L'autre bonne surprise, c'est l'intégration au Localiser d'Apple. Sur la boîte, juste à côté du badge Made for iPhone, on retrouve le logo Works with Apple Find My, qui certifie que le casque rejoint le réseau de tous les iPhone dans le monde pour pouvoir être retrouvé si vous le perdez. Si vous oubliez le 75 dans un Uber ou dans un train, vous pouvez le localiser directement depuis l'app Localiser, comme des AirPods. C'est très bien, et c'est encore loin d'être systématique chez les concurrents. Niveau connexion multipoint, le 75 jongle aussi bien entre un MacBook et un iPhone, sans le switch automatique style AirPods mais avec une bascule rapide dans l'app Jabra Plus.
On en dit quoi ?
Pour environ 320 euros, le Jabra Evolve3 75 vise clairement un public de pros qui veulent un seul casque pour leurs visios, leurs déplacements et leurs trajets. Et de ce point de vue, c'est très réussi. La captation de la voix est très bonne, le confort tissu fait la différence sur la longueur, et surtout l'autonomie vous fait carrément oublier la question de la recharge au quotidien. La batterie remplaçable est l'autre vrai argument à cette époque où on jette totu trop vite et trop facilement.

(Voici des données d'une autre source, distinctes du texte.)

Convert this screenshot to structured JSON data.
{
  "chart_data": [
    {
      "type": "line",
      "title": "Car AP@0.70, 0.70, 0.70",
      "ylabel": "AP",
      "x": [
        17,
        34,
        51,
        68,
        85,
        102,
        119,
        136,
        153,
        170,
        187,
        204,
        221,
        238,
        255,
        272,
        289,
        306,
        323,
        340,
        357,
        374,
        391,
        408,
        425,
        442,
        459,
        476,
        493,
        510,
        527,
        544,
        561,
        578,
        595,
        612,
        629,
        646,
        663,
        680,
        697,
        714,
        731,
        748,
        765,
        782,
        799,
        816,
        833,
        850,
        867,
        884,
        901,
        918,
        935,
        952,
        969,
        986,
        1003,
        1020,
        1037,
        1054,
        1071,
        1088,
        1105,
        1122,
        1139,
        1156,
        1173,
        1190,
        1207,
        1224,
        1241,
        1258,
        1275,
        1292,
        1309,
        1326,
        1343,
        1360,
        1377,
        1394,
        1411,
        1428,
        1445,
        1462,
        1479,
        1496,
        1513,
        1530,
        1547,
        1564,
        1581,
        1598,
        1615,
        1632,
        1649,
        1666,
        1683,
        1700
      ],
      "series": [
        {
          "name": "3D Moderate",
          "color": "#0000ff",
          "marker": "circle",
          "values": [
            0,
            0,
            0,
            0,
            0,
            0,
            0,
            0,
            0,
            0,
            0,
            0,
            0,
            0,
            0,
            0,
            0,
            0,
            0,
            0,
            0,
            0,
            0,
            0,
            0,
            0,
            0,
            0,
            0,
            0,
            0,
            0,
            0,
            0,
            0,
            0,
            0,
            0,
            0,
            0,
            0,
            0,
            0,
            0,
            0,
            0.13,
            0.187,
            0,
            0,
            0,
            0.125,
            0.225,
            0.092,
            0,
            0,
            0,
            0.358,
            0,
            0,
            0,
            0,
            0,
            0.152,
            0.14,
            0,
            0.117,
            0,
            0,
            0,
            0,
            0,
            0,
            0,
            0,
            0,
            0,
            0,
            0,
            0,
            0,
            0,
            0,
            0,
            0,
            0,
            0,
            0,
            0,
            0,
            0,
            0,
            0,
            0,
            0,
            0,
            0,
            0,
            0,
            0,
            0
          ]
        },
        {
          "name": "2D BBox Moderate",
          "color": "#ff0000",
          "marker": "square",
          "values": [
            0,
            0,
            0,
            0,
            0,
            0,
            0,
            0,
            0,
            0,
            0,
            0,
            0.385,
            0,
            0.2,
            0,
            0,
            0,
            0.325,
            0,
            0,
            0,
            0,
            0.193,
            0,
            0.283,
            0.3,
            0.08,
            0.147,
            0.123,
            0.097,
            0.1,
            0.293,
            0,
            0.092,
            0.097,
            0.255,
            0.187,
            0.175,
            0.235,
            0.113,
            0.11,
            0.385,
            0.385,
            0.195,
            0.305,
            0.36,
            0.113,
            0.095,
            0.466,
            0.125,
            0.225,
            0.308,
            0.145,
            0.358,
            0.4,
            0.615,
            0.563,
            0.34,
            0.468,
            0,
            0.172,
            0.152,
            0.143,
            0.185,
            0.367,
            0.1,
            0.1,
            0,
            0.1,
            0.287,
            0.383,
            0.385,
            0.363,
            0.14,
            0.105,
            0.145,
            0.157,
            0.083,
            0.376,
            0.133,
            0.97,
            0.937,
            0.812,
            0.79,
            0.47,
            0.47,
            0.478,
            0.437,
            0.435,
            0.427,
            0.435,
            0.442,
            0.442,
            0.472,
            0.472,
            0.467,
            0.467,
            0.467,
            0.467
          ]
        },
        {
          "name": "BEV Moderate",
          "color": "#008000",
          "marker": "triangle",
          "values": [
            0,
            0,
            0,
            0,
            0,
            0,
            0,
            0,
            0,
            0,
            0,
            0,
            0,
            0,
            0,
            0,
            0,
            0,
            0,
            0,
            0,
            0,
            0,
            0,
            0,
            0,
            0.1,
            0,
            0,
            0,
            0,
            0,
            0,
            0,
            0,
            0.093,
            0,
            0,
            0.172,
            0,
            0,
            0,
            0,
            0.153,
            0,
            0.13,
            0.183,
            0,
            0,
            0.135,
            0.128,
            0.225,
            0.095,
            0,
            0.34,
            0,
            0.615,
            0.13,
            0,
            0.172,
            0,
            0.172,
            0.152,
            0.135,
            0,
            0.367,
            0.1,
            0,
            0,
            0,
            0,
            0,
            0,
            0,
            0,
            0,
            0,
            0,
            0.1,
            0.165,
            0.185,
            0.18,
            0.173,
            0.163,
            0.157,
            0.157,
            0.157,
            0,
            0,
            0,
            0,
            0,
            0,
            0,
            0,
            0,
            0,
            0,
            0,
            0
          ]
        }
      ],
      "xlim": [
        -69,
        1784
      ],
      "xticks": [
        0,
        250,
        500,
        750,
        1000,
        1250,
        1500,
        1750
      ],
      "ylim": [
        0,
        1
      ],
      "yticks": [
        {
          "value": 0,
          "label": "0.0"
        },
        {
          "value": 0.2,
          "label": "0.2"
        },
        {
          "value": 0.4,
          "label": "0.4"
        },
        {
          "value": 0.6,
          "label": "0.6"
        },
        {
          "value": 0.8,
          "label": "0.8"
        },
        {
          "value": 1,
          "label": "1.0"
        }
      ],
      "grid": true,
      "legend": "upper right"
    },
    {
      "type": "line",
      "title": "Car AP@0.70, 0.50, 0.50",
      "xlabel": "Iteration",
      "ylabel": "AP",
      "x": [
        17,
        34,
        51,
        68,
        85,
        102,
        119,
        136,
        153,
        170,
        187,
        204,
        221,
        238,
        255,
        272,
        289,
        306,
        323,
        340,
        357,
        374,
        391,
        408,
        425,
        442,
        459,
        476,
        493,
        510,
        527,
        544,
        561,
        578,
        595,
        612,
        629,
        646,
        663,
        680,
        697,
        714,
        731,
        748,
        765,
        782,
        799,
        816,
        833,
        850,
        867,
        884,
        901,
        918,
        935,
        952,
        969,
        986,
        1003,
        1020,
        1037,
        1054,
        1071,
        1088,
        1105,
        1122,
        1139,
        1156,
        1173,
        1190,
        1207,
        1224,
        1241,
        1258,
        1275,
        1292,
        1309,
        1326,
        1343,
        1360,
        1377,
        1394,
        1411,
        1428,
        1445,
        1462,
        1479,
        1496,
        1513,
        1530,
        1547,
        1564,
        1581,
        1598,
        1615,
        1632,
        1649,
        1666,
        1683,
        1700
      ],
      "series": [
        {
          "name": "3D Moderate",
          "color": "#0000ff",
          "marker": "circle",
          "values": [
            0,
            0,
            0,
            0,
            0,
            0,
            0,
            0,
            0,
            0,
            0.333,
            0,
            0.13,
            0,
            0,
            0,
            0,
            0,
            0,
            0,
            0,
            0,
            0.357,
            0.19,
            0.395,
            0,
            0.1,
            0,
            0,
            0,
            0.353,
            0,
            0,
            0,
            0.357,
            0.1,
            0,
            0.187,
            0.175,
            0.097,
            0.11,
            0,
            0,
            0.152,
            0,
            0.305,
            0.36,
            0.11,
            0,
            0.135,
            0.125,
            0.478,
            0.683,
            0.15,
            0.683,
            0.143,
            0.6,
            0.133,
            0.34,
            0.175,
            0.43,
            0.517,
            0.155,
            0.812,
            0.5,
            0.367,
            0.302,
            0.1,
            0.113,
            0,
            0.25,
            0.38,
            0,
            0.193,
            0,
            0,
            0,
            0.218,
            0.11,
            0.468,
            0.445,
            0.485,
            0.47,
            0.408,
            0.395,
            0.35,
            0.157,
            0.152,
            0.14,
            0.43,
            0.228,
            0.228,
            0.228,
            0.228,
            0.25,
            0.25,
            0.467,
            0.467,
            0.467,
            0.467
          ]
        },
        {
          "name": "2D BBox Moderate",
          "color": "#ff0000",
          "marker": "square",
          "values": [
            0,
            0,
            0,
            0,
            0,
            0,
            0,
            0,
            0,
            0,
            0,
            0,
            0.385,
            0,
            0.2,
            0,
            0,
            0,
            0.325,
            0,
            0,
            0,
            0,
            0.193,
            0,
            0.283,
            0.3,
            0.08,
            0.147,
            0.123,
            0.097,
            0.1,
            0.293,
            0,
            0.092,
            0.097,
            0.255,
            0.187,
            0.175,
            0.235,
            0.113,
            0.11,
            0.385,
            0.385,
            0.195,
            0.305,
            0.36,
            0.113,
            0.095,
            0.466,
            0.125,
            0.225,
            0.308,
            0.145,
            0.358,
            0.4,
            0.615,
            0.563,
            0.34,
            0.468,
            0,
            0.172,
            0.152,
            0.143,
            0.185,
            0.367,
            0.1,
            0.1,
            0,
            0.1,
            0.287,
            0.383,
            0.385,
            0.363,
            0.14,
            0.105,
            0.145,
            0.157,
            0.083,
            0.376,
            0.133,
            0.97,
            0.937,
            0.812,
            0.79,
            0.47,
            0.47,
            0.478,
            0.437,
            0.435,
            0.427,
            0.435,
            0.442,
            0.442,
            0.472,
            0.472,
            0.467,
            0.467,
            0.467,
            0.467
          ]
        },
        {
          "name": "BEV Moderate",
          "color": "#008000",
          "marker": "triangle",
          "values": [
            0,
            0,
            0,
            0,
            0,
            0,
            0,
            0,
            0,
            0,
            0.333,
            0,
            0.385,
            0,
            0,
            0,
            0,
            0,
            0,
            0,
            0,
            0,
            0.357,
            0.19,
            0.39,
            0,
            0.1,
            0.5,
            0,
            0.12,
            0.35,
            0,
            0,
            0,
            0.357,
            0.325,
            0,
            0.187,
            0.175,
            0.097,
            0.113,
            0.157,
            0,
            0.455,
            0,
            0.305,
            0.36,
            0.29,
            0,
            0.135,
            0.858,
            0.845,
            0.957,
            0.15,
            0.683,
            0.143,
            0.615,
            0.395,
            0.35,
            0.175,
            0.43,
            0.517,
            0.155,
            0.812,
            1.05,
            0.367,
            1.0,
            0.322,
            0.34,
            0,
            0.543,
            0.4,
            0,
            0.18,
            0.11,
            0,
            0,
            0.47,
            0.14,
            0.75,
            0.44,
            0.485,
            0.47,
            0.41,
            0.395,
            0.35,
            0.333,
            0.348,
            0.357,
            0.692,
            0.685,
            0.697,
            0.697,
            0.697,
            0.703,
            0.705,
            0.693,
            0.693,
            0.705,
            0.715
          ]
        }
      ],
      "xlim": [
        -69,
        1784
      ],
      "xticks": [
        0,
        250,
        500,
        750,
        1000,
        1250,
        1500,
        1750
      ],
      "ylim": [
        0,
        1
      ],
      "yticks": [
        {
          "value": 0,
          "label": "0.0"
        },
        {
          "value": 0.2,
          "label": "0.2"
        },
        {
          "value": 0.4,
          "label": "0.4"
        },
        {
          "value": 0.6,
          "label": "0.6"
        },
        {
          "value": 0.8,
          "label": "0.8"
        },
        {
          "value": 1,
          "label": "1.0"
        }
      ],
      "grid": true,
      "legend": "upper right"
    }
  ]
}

Au niveau des limites, la musique pure n'est pas la priorité du 75 : on est loin d'un casque grand public dédié comme un Sony WH-1000XM6 ou un Bose QuietComfort Ultra, vendus moins cher en plus. Et si vous tenez vraiment à une isolation totale, c'est plutôt vers le grand frère, le "85" qu'il faut regarder. Bref, pour quelqu'un qui passe ses journées en réunion, qui veut un casque léger qu'on oublie sur la tête et qui rêve de sortir du bureau de temps en temps avec, cet Evolve3 75 fonctionne quand même bien.
Le Jabra Evolve3 75 réussit très bien son pari en proposant aux professionnels nomades un casque discret, avec une bonne autonomie et une captation vocale par IA très efficace. Malgré un tarif élevé et une réduction de bruit active en retrait face aux modèles purement grand public, on reste sur un excellent casque de bureau pour ceux dont le travail consiste à... beaucoup parler à distance.